In other words, you need to have a strong sense of PURPOSE why you do something.
For example, the stimulus I have in my photography is to engage with strangers who interest me. Taking pictures also helps me document society, and also helps me make social commentary and critique. Photography is also personal for me because it helps me document my love for my loved ones— and I hope my photography inspires others to also document their loved ones.
My main stimulus and motivation to write, blog, and share information is to empower others. If I had nobody else to help, I would have no motivation to teach, share, and spread the love. For me, wanting to help society and my fellow brothers and sisters is the ultimate stimulus.
So friend, just ask yourself:
Why do I want to make more pictures? Why do I want to create more art, or write more? Why do I want more inspiration in life?
Obviously, I’m still trying to figure out this for myself.
Some other general recommendations:
- Buy books, not gear. Buying a new gadget or tool has never “inspired” or motivated me to make more art. The ultimate motivation comes from my life experiences, and books. I have found great inspiration from great artists from the past, great philosophers, great poets, and other radicals and innovators. Buy books in the HAPTIC STORE.

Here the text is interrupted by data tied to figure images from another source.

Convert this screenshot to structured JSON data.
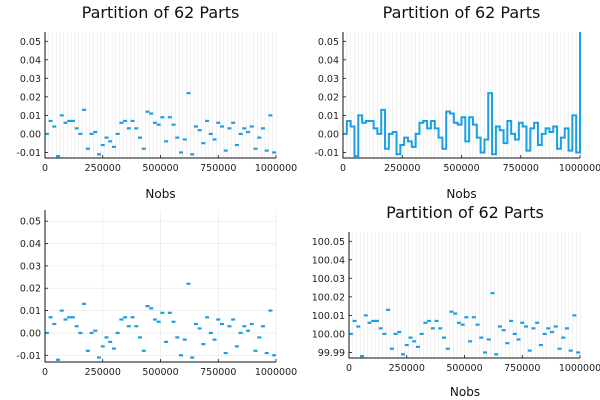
{
  "series_color": "#199fe3",
  "chart_data": [
    {
      "type": "scatter",
      "title": "Partition of 62 Parts",
      "xlabel": "Nobs",
      "ylabel": "",
      "xlim": [
        0,
        1000000
      ],
      "ylim": [
        -0.013,
        0.055
      ],
      "x_ticks": [
        0,
        250000,
        500000,
        750000,
        1000000
      ],
      "x_tick_labels": [
        "0",
        "250000",
        "500000",
        "750000",
        "1000000"
      ],
      "y_ticks": [
        -0.01,
        0.0,
        0.01,
        0.02,
        0.03,
        0.04,
        0.05
      ],
      "y_tick_labels": [
        "-0.01",
        "0.00",
        "0.01",
        "0.02",
        "0.03",
        "0.04",
        "0.05"
      ],
      "grid": "vertical-dense",
      "marker": "dash",
      "values": [
        0.0,
        0.007,
        0.004,
        -0.012,
        0.01,
        0.006,
        0.007,
        0.007,
        0.003,
        0.0,
        0.013,
        -0.008,
        0.0,
        0.001,
        -0.011,
        -0.006,
        -0.002,
        -0.004,
        -0.007,
        0.0,
        0.006,
        0.007,
        0.003,
        0.007,
        0.003,
        -0.002,
        -0.008,
        0.012,
        0.011,
        0.006,
        0.005,
        0.009,
        -0.004,
        0.009,
        0.005,
        -0.002,
        -0.01,
        -0.003,
        0.022,
        -0.011,
        0.004,
        0.002,
        -0.005,
        0.007,
        0.0,
        -0.003,
        0.006,
        0.004,
        -0.009,
        0.003,
        0.006,
        -0.006,
        0.0,
        0.003,
        0.001,
        0.004,
        -0.008,
        -0.002,
        0.003,
        -0.009,
        0.01,
        -0.01
      ]
    },
    {
      "type": "line",
      "title": "Partition of 62 Parts",
      "xlabel": "Nobs",
      "ylabel": "",
      "xlim": [
        0,
        1000000
      ],
      "ylim": [
        -0.013,
        0.055
      ],
      "x_ticks": [
        0,
        250000,
        500000,
        750000,
        1000000
      ],
      "x_tick_labels": [
        "0",
        "250000",
        "500000",
        "750000",
        "1000000"
      ],
      "y_ticks": [
        -0.01,
        0.0,
        0.01,
        0.02,
        0.03,
        0.04,
        0.05
      ],
      "y_tick_labels": [
        "-0.01",
        "0.00",
        "0.01",
        "0.02",
        "0.03",
        "0.04",
        "0.05"
      ],
      "grid": "vertical-dense",
      "step": true,
      "final_value": 0.055,
      "values": [
        0.0,
        0.007,
        0.004,
        -0.012,
        0.01,
        0.006,
        0.007,
        0.007,
        0.003,
        0.0,
        0.013,
        -0.008,
        0.0,
        0.001,
        -0.011,
        -0.006,
        -0.002,
        -0.004,
        -0.007,
        0.0,
        0.006,
        0.007,
        0.003,
        0.007,
        0.003,
        -0.002,
        -0.008,
        0.012,
        0.011,
        0.006,
        0.005,
        0.009,
        -0.004,
        0.009,
        0.005,
        -0.002,
        -0.01,
        -0.003,
        0.022,
        -0.011,
        0.004,
        0.002,
        -0.005,
        0.007,
        0.0,
        -0.003,
        0.006,
        0.004,
        -0.009,
        0.003,
        0.006,
        -0.006,
        0.0,
        0.003,
        0.001,
        0.004,
        -0.008,
        -0.002,
        0.003,
        -0.009,
        0.01,
        -0.01
      ]
    },
    {
      "type": "scatter",
      "title": "",
      "xlabel": "",
      "ylabel": "",
      "xlim": [
        0,
        1000000
      ],
      "ylim": [
        -0.013,
        0.055
      ],
      "x_ticks": [
        0,
        250000,
        500000,
        750000,
        1000000
      ],
      "x_tick_labels": [
        "0",
        "250000",
        "500000",
        "750000",
        "1000000"
      ],
      "y_ticks": [
        -0.01,
        0.0,
        0.01,
        0.02,
        0.03,
        0.04,
        0.05
      ],
      "y_tick_labels": [
        "-0.01",
        "0.00",
        "0.01",
        "0.02",
        "0.03",
        "0.04",
        "0.05"
      ],
      "grid": "standard",
      "marker": "dash",
      "values": [
        0.0,
        0.007,
        0.004,
        -0.012,
        0.01,
        0.006,
        0.007,
        0.007,
        0.003,
        0.0,
        0.013,
        -0.008,
        0.0,
        0.001,
        -0.011,
        -0.006,
        -0.002,
        -0.004,
        -0.007,
        0.0,
        0.006,
        0.007,
        0.003,
        0.007,
        0.003,
        -0.002,
        -0.008,
        0.012,
        0.011,
        0.006,
        0.005,
        0.009,
        -0.004,
        0.009,
        0.005,
        -0.002,
        -0.01,
        -0.003,
        0.022,
        -0.011,
        0.004,
        0.002,
        -0.005,
        0.007,
        0.0,
        -0.003,
        0.006,
        0.004,
        -0.009,
        0.003,
        0.006,
        -0.006,
        0.0,
        0.003,
        0.001,
        0.004,
        -0.008,
        -0.002,
        0.003,
        -0.009,
        0.01,
        -0.01
      ]
    },
    {
      "type": "scatter",
      "title": "Partition of 62 Parts",
      "xlabel": "Nobs",
      "ylabel": "",
      "xlim": [
        0,
        1000000
      ],
      "ylim": [
        99.987,
        100.055
      ],
      "x_ticks": [
        0,
        250000,
        500000,
        750000,
        1000000
      ],
      "x_tick_labels": [
        "0",
        "250000",
        "500000",
        "750000",
        "1000000"
      ],
      "y_ticks": [
        99.99,
        100.0,
        100.01,
        100.02,
        100.03,
        100.04,
        100.05
      ],
      "y_tick_labels": [
        "99.99",
        "100.00",
        "100.01",
        "100.02",
        "100.03",
        "100.04",
        "100.05"
      ],
      "grid": "vertical-dense",
      "marker": "dash",
      "values": [
        100.0,
        100.007,
        100.004,
        99.988,
        100.01,
        100.006,
        100.007,
        100.007,
        100.003,
        100.0,
        100.013,
        99.992,
        100.0,
        100.001,
        99.989,
        99.994,
        99.998,
        99.996,
        99.993,
        100.0,
        100.006,
        100.007,
        100.003,
        100.007,
        100.003,
        99.998,
        99.992,
        100.012,
        100.011,
        100.006,
        100.005,
        100.009,
        99.996,
        100.009,
        100.005,
        99.998,
        99.99,
        99.997,
        100.022,
        99.989,
        100.004,
        100.002,
        99.995,
        100.007,
        100.0,
        99.997,
        100.006,
        100.004,
        99.991,
        100.003,
        100.006,
        99.994,
        100.0,
        100.003,
        100.001,
        100.004,
        99.992,
        99.998,
        100.003,
        99.991,
        100.01,
        99.99
      ]
    }
  ]
}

- Listen to empowering music: Any music which motivates you to make more art is good. For myself, I love jazz music and hip hop music. Anything that gets me to bob my head, to move my body, and to feel an impulse in my muscles is good. I often do my best writing when listening to Kanye, Jay Z, Kendrick Lamar, Dr. Dre, Miles Davis, Nina Simone.
- Challenge yourself and avoid boredom: The way to always be creative— constantly push your boundaries and avoid what is easy. In street photography, perhaps go beyond single subjects, and try to shoot multiple subject layers. Shoot closer. Take more risks, and shoot what scares you. If whatever you’re doing is easy, you won’t have fun. With no fun, there is no growth.
Above all, just keep it simple. (KISS, keep it simple stupid). Anything that can simplify your life, workflow, or creativity is good. For example, I find it easier to blog on an iPad, and I’m writing all of this on my iPad in the WordPress.org text editor. I have been experimenting importing JPEG images from my Ricoh GR into the iPad with the SD card reader, and using iPhoto to flag photos (then VSCO to process the pictures, with the A6 preset)— this is simpler than using Lightroom (and faster).
With working out, keep it simple. Deadlifts, squats, and bench at the gym. Avoid all the other time-wasting workouts.
For your digital camera, just shoot P (program) mode. Use the simplest camera possible.
You’re on the right path. Just keep faith in yourself, and keep pushing forward.